7. It was however contended by the counsel for the revenue that the charges for packing and delivery will not take in the cost of packing material. This contention is supported by the decision of the Madras High Court in The State of Madras and Ors. v. R. Damodaran Chettiar Co.  18 S.T.C. 451 With great respect, we find it difficult to accept the dicta therein that the charges for packing and delivery will take in only the labour charges for packing and not the cost of the materials used for packing. The ordinary meaning to be attributed to the words 'charges for packing and delivery' (we are now concerned here only with charges for packing) must include not only the charges for the labour involved in packing but must take in the cost of the material used for packing. No reasons have been stated in the judgment in The State of Madras and Ors. v. R. Damodaran Chettiar & Co.  18 S.T.C. 451 for holding otherwise excepting the assertion that the expression under Rule 9(f )(ii) will take in only the cost of services. This view has not been accepted by the Madras High Court in a later ruling in Dalmia Cement (Bharat) Limited v. Deputy Commercial Tax Officer, Lalgudi and two Others[1969J 23 S.T.C. 355. Counsel for the revenue submitted that the observations relating to the basis of the decision in The State of Madras v. R. Damodaran Chettiar & Co. are not correct. Whatever it be, the court in Dalmia Cement (Bharat) Limited v. Deputy Commercial Tax Officer, Lalgudi and two Ors.  23 S.T.C. 355 has taken a definite view that the words 'charges for packing' will include the cost of material used for packing. We think, with respect, that the view taken in Dalmia Cement (Bharat) Limited v. Deputy Commercial Tax Officer, Lalgudi and two Ors.  23 S.T.C. 355 is the correct view.

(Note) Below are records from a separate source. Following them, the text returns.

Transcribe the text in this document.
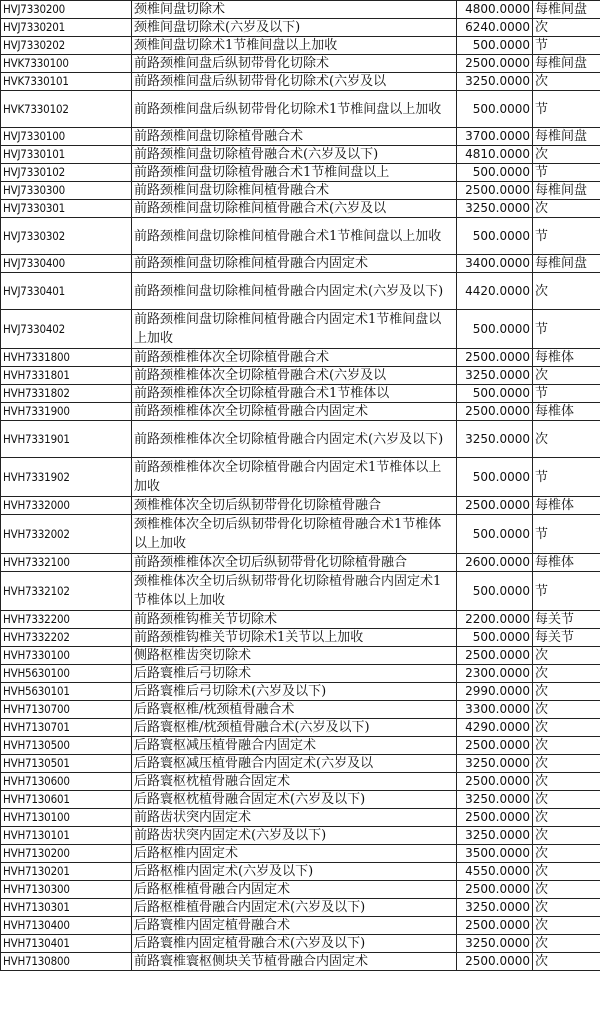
HVJ7330200	颈椎间盘切除术	4800.0000	每椎间盘
HVJ7330201	颈椎间盘切除术(六岁及以下)	6240.0000	次
HVJ7330202	颈椎间盘切除术1节椎间盘以上加收	500.0000	节
HVK7330100	前路颈椎间盘后纵韧带骨化切除术	2500.0000	每椎间盘
HVK7330101	前路颈椎间盘后纵韧带骨化切除术(六岁及以	3250.0000	次
HVK7330102	前路颈椎间盘后纵韧带骨化切除术1节椎间盘以上加收	500.0000	节
HVJ7330100	前路颈椎间盘切除植骨融合术	3700.0000	每椎间盘
HVJ7330101	前路颈椎间盘切除植骨融合术(六岁及以下)	4810.0000	次
HVJ7330102	前路颈椎间盘切除植骨融合术1节椎间盘以上	500.0000	节
HVJ7330300	前路颈椎间盘切除椎间植骨融合术	2500.0000	每椎间盘
HVJ7330301	前路颈椎间盘切除椎间植骨融合术(六岁及以	3250.0000	次
HVJ7330302	前路颈椎间盘切除椎间植骨融合术1节椎间盘以上加收	500.0000	节
HVJ7330400	前路颈椎间盘切除椎间植骨融合内固定术	3400.0000	每椎间盘
HVJ7330401	前路颈椎间盘切除椎间植骨融合内固定术(六岁及以下)	4420.0000	次
HVJ7330402	前路颈椎间盘切除椎间植骨融合内固定术1节椎间盘以上加收	500.0000	节
HVH7331800	前路颈椎椎体次全切除植骨融合术	2500.0000	每椎体
HVH7331801	前路颈椎椎体次全切除植骨融合术(六岁及以	3250.0000	次
HVH7331802	前路颈椎椎体次全切除植骨融合术1节椎体以	500.0000	节
HVH7331900	前路颈椎椎体次全切除植骨融合内固定术	2500.0000	每椎体
HVH7331901	前路颈椎椎体次全切除植骨融合内固定术(六岁及以下)	3250.0000	次
HVH7331902	前路颈椎椎体次全切除植骨融合内固定术1节椎体以上加收	500.0000	节
HVH7332000	颈椎椎体次全切后纵韧带骨化切除植骨融合	2500.0000	每椎体
HVH7332002	颈椎椎体次全切后纵韧带骨化切除植骨融合术1节椎体以上加收	500.0000	节
HVH7332100	前路颈椎椎体次全切后纵韧带骨化切除植骨融合	2600.0000	每椎体
HVH7332102	颈椎椎体次全切后纵韧带骨化切除植骨融合内固定术1节椎体以上加收	500.0000	节
HVH7332200	前路颈椎钩椎关节切除术	2200.0000	每关节
HVH7332202	前路颈椎钩椎关节切除术1关节以上加收	500.0000	每关节
HVH7330100	侧路枢椎齿突切除术	2500.0000	次
HVH5630100	后路寰椎后弓切除术	2300.0000	次
HVH5630101	后路寰椎后弓切除术(六岁及以下)	2990.0000	次
HVH7130700	后路寰枢椎/枕颈植骨融合术	3300.0000	次
HVH7130701	后路寰枢椎/枕颈植骨融合术(六岁及以下)	4290.0000	次
HVH7130500	后路寰枢减压植骨融合内固定术	2500.0000	次
HVH7130501	后路寰枢减压植骨融合内固定术(六岁及以	3250.0000	次
HVH7130600	后路寰枢枕植骨融合固定术	2500.0000	次
HVH7130601	后路寰枢枕植骨融合固定术(六岁及以下)	3250.0000	次
HVH7130100	前路齿状突内固定术	2500.0000	次
HVH7130101	前路齿状突内固定术(六岁及以下)	3250.0000	次
HVH7130200	后路枢椎内固定术	3500.0000	次
HVH7130201	后路枢椎内固定术(六岁及以下)	4550.0000	次
HVH7130300	后路枢椎植骨融合内固定术	2500.0000	次
HVH7130301	后路枢椎植骨融合内固定术(六岁及以下)	3250.0000	次
HVH7130400	后路寰椎内固定植骨融合术	2500.0000	次
HVH7130401	后路寰椎内固定植骨融合术(六岁及以下)	3250.0000	次
HVH7130800	前路寰椎寰枢侧块关节植骨融合内固定术	2500.0000	次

8. Counsel for the revenue then referred to the amendment introduced by the Madras State to the rule corresponding to Rule 9(f)(ii) of the Rules clarifying that charges for parking will include the cost of packing materials and urged that but for the amendment the cost of packing materials will not fall within the rule. We think that the amendment is only by way of clarification and not by alteration by addition. The words used in Rule 9(f)(ii) are wide enough to take in the cost of packing materials.
9. In the light of the above, the imposition of sales tax amounting to Rs. 6,415.75 for the year 1968-69 and Rs. 33,139.08 for the year 1969-70 relating to the turnover pertaining to charges for packing is not justified. We, therefore, set aside the assessment orders to the extent of deleting the above amounts from the total tax determined for the two years. This petition is ordered on the above terms. There will be no order as to costs.